Sementara itu, Kepala Bidang Bina Marga Dinas PU-PR Pesisir Selatan, Fahresi Eka Siska, menjelaskan bahwa jembatan tersebut tidak lagi memungkinkan diperbaiki secara bertahap karena hampir seluruh struktur utama mengalami kerusakan berat.
“Panjang bentang jembatan itu sekitar 180 meter dengan lebar 2,4 meter. Jembatan ini tidak bisa dibangun separuh-separuh atau setengah-setengah. Karena kondisinya sudah keropos semua, maka harus diganti total,” jelas Eka.
Ia menyebutkan kebutuhan anggaran pembangunan ulang jembatan diperkirakan mencapai sekitar Rp5 miliar.
Menurut Eka, pemerintah daerah sebenarnya sempat mengalokasikan anggaran sekitar Rp1 miliar pada tahun 2025 untuk penanganan awal jembatan tersebut. Namun setelah dilakukan kajian teknis, anggaran itu dinilai tidak cukup karena kerusakan terjadi hampir di seluruh bagian konstruksi.
“Karena seluruh konstruksinya sudah tidak bisa dimanfaatkan lagi, maka anggaran Rp1 miliar itu tentu tidak cukup. Harus dibangun baru secara keseluruhan,” katanya.
Eka menyebut, pada tahun 2026 pemerintah daerah juga sempat berencana kembali menganggarkan pembangunan jembatan tersebut.
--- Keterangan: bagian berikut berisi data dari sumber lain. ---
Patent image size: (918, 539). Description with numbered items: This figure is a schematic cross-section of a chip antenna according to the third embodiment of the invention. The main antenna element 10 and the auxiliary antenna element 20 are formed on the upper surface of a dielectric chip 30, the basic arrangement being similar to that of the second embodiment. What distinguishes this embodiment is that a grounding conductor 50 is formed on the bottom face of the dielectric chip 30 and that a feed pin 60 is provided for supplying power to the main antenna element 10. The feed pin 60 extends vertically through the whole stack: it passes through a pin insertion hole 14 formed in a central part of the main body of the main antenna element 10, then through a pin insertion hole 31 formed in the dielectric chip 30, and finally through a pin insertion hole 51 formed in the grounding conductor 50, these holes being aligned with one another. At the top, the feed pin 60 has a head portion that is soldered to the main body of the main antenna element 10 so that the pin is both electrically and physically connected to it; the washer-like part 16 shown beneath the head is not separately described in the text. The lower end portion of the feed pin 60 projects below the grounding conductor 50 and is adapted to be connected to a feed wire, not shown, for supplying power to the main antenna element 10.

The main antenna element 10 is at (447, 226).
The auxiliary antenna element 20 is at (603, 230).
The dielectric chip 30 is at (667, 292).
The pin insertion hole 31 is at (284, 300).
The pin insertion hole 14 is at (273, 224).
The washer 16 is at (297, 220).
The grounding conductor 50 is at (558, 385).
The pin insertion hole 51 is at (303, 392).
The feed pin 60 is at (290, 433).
Namun rencana itu tertunda setelah Pesisir Selatan dilanda bencana banjir besar sehingga anggaran daerah diprioritaskan untuk penanganan dampak bencana.
Selain itu, adanya pemotongan anggaran dari pemerintah pusat turut mempengaruhi kemampuan daerah dalam merealisasikan sejumlah proyek pembangunan.
“Anggaran yang dikembalikan ke daerah itu sudah ada peruntukannya untuk penanganan bencana alam, sehingga tidak bisa dialihkan. Sementara kerusakan Jembatan Luhung ini bukan akibat bencana,” ungkapnya.
Meski belum dapat direalisasikan tahun ini, Pemkab Pessel tetap menargetkan pembangunan Jembatan Gantung Luhung bisa dilaksanakan pada tahun 2027 mendatang.
“Insya Allah mudah-mudahan tahun 2027 bisa kita anggarkan,” tuturnya.